Apr 8 2014, 7:50am CDT | by Forbes
Amazon is becoming more like Apple as it attempts to build its own ecosystem of hardware and digital content. In its latest bid, the company has launched a media streaming device called Fire TV, which will directly compete with other set-top boxes in the market such as Apple TV and Roku 3. Fire TV will include over 24 channels and allow users to stream video from Amazon, Netflix, Hulu, Youtube and some other outlets. Additionally, customers can buy gaming remotely and play games offered by Amazon. Looking at the features, it is easy to notice that the new device lags behind its competitors in some ways, but exceeds them in others. The adoption is likely to be mixed, as there is neither a clear competitive advantage nor a clear disadvantage. Without a doubt, this is another one of Amazon’s attempts to push sales of its digital content. The company has also been marketing its Kindle devices, including e-reader and tablet.
At just under $100, Amazon’s Fire TV is priced exactly the same as Apple TV and Roku 3. However, it boasts of a gaming pad that can be bought for an additional $40, a faster processor and more memory. Compared to Apple’s 2 GHz single core processor and Roku 3′s 900 MHz dual-core processor, Fire TV comes packed with 1.7 GHz quad core processor and GPU. This gives it a strong advantage in terms of navigation and processing, and the overall user experience is better, as expressed by a user in a review on Time. Additionally, Fire TV comes with voice search feature which is something that sets it apart from Apple TV. However, the voice search results include only Amazon’s listings while ignoring other applications such as Netflix. There appears to be some bias here which could put off some prospective customers. Amazon will also lose out on a lot of Apple customers who may prefer to sync their iOS devices to Apple TV as Fire TV offers such support only for Kindle Fire.
Our price estimate for Amazon stands for $373, implying a premium of 15% to the market price.

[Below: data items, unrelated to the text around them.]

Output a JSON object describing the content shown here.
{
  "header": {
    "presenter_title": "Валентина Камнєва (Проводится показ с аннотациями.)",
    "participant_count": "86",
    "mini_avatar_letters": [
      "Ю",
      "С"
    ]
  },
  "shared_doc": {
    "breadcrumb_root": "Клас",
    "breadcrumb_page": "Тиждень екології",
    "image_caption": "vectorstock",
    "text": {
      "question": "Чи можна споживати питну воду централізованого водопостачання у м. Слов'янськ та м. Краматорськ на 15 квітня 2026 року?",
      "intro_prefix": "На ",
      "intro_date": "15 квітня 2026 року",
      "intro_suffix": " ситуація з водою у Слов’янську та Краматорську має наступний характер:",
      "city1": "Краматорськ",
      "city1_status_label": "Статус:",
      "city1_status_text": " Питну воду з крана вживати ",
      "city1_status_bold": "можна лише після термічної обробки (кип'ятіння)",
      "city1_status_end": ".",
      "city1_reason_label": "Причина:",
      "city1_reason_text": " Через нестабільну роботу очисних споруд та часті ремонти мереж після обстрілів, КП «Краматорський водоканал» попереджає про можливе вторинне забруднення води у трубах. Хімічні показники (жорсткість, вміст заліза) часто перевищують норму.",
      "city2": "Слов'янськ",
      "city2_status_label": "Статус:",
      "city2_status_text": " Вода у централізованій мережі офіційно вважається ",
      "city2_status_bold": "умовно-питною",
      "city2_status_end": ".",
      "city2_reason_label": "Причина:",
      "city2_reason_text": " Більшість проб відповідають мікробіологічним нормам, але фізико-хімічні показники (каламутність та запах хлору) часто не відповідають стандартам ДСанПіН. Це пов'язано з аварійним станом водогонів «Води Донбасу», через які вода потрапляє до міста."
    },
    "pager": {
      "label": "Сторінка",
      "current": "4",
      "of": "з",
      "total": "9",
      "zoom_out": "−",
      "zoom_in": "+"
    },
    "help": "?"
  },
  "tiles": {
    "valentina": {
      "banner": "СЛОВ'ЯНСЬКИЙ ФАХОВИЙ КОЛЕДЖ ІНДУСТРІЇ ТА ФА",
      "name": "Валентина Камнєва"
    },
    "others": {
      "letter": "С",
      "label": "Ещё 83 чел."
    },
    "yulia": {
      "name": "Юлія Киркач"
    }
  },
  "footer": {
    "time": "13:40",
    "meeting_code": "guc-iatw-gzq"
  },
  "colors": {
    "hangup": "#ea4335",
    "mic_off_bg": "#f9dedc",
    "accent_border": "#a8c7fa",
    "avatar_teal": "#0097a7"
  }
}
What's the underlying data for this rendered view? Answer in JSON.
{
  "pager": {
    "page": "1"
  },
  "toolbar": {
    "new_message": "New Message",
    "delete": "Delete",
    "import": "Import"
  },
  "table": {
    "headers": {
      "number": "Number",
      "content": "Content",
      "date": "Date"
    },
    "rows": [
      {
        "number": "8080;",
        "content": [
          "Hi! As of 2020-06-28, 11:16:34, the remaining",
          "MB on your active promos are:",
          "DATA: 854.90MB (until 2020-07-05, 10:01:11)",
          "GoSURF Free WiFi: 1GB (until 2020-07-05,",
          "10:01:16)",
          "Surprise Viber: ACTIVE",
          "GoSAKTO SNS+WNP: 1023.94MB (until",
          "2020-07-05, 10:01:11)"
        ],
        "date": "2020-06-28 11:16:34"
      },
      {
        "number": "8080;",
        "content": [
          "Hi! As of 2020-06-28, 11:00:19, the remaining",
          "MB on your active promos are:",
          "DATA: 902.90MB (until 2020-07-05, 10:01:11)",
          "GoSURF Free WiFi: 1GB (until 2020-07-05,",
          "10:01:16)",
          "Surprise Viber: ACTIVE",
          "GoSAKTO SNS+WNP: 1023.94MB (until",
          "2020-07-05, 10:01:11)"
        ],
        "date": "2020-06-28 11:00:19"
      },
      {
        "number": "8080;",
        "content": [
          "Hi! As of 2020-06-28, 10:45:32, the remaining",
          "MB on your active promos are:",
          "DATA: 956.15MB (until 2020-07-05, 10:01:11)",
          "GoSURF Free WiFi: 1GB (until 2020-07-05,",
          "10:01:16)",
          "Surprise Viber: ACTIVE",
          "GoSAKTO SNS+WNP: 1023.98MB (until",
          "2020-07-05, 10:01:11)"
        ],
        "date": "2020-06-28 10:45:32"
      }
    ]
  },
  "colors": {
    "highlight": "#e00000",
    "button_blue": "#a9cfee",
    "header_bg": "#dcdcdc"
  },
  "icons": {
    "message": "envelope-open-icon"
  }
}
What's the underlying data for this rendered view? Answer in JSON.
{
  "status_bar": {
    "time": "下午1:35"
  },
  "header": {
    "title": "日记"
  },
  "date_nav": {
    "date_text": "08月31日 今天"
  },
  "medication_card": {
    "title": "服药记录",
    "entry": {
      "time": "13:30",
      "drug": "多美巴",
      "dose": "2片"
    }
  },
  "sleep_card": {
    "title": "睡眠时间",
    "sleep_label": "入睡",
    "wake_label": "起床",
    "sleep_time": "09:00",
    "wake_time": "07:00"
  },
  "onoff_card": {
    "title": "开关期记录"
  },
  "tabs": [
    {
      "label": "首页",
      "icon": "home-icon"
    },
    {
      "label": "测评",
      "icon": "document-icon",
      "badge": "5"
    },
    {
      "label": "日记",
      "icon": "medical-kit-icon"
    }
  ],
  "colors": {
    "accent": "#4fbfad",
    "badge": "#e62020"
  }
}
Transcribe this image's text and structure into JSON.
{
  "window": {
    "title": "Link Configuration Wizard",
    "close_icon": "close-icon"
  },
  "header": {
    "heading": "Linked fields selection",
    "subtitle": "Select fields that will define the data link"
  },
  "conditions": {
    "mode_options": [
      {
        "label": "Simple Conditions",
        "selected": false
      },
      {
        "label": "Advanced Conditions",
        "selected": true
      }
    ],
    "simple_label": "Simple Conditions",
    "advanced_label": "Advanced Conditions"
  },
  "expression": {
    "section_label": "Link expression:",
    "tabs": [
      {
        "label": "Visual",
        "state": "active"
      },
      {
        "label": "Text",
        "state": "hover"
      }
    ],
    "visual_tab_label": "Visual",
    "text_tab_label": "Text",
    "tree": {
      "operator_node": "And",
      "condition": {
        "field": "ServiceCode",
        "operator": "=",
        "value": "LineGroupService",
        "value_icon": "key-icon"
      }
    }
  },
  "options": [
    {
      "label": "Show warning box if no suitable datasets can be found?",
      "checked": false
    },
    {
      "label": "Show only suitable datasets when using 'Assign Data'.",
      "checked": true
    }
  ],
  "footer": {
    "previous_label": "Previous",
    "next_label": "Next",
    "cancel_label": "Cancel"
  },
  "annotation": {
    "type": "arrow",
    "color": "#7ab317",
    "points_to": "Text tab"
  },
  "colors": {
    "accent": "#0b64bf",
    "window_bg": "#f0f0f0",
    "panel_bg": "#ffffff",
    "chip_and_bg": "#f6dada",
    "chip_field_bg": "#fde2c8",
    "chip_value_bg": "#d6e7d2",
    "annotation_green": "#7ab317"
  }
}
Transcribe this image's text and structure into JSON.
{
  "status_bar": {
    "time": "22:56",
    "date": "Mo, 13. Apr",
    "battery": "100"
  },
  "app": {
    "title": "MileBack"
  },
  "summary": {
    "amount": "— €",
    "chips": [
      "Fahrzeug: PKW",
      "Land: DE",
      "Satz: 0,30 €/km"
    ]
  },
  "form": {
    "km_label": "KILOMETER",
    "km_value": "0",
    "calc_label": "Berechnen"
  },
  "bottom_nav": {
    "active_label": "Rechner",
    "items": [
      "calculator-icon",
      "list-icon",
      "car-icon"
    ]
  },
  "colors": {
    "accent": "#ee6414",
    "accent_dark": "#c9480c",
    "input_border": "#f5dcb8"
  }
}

Amazon clearly wants to sell as much digital content as possible given the consumer shift to Internet for media and entertainment. To do so, it not only needs to enhance its digital video and audio library, but also open up as many marketing and distribution channels as possible. Selling Amazon devices will help the company establish a strong customer base overtime, wherein it will have the ability to market and sell new digital products instantly to Kindle Fire tablet and Fire TV owners.
As an example, lets look at sales of Kindle devices. Amazon sells several models of Kindle e-reader and Kindle Fire tablets aimed at capturing the fast growing market for mobile products. We estimate that the sales of Kindle devices stood at roughly 20 million in 2013, bringing about $3.9 billion in revenues. However, the overall value of Kindle franchise extends beyond hardware sales and is a strategic pursuit by Amazon to promote and sell digital content. Based on our assumptions and estimates, we conclude that the company may be earning between $265 million to $530 million a year from e-books alone (for details read Estimating Kindle E-Book Sales For Amazon). But that’s not the end of it. Amazon’s digital sales from music and video orders are of magnitude higher than those from e-books. Morgan Stanley estimated Amazon’s digital media sales for 2013 to be around $3.8 billion and expects the figure to surpass $5.7 billion in 2014. This is still small in comparison to its overall revenues, but the growth is high. Fire TV is aimed at fueling the growth of the music and video segment.